Friday, December 22, 2017

Climate Change Refugees

Climate change will drive a huge increase in the number of migrants seeking asylum in Europe if current trends continue, according to a new studyClimate change is predicted to result in more droughts, floods, heatwaves, and other extreme weather, as well as more intense storms and rising sea levels. These effects are likely to render agriculture more difficult, if not impossible, across large swathes of the globe, including sub-Saharan Africa and parts of Asia. The number of migrants attempting to settle in Europe each year will triple by the end of the century based on current climate trends alone, independent of other political and economic factors, according to the research. Even if efforts to curb global warming are successful, the number of applications for asylum could rise by a quarter, the authors predict. 

Wolfram Schlenker, a professor at the school of international and public affairs at Columbia University in New York, and lead author of the study said: “Europe will see increasing numbers of desperate people fleeing their home countries.”

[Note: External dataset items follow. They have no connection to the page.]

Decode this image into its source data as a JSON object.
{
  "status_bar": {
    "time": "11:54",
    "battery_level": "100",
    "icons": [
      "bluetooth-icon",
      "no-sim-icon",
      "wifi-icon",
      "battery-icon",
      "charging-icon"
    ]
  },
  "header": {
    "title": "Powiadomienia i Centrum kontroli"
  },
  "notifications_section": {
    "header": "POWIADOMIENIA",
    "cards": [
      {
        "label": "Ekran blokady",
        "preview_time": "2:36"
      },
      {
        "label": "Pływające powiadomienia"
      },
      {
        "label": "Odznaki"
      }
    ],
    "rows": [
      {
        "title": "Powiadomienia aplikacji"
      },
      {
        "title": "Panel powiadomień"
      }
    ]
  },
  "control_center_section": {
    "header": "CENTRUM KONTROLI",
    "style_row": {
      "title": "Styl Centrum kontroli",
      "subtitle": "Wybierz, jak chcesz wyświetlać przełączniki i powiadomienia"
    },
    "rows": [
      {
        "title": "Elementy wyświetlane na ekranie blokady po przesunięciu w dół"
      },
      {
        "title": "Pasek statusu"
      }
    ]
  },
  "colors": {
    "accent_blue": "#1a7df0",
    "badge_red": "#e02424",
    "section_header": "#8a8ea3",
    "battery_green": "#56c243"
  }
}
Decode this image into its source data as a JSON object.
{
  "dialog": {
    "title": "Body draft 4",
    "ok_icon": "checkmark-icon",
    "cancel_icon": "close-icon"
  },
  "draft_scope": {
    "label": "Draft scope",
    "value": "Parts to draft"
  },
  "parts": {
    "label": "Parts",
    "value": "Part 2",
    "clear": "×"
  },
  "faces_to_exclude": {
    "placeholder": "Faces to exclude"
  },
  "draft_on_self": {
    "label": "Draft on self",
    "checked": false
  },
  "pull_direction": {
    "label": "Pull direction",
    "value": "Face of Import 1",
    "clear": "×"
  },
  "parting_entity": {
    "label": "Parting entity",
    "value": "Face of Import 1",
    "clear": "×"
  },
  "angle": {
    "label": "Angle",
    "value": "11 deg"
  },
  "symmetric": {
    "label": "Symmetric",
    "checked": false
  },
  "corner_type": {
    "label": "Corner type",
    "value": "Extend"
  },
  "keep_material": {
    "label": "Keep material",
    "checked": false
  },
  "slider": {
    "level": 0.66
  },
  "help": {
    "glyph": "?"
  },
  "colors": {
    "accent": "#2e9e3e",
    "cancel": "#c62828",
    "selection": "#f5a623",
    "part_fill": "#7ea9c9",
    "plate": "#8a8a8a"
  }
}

Bob Ward, policy and communications director at the Grantham Research Institute on Climate Change and the Environment, at the London School of Economics and Political Science, told the Guardian the results should be taken seriously by policymakers, though current forecasting models frequently fail to take such factors into account. He said: “This study shows how Europe will be impacted by one of the most serious impacts of climate change. Hundreds of millions, perhaps billions, of people will be exposed to coastal sea level rise and shifts in extreme weather that will cause mass migrations away from the most vulnerable locations. We know from human history that such migrations often lead to conflict and war, with devastating consequences. The huge potential costs of migration-related conflict are usually omitted from economic models of climate change impacts in the future.”
The authors of the study spotted a trend correlating weather and changes in the number of asylum applications. For instance, countries with average temperatures around 20C – the optimum for growing many crops – show a higher number of applications, while there are fewer asylum seekers from areas with cooler temperatures. The data showed that the more temperatures in a country’s key agricultural regions rose above 20C in the growing season, the more people left their homes for another country. They recorded increases in the number of migrants from hot places such as Iraq and Pakistan when temperatures rose. However, immigration from colder countries fell when temperatures rose towards 20C. The scientists posit that as the globe warms, the number of people seeking asylum in Europe will correspondingly rise. Warming of 2.6C to 4.8C, which climate experts say is likely unless stronger action is taken to bring down greenhouse gas emissions, would result in as many as 660,000 additional asylum seekers coming to Europe each year by 2100, according to the model.
Schlenker said a rise in migration owing to climate change could exacerbate political tensions further. “Europe is already conflicted about how many refugees to admit. Though poorer countries in hotter regions are most vulnerable to climate change, our findings highlight the extent to which countries are interlinked.”
Solomon Hsiang, a professor at Berkeley, University of California, and author of a previous study linking conflict and climate change, who was not involved with the current research, said the world must prepare. “We will need to build new institutions and systems to manage this steady flow of asylum-seekers."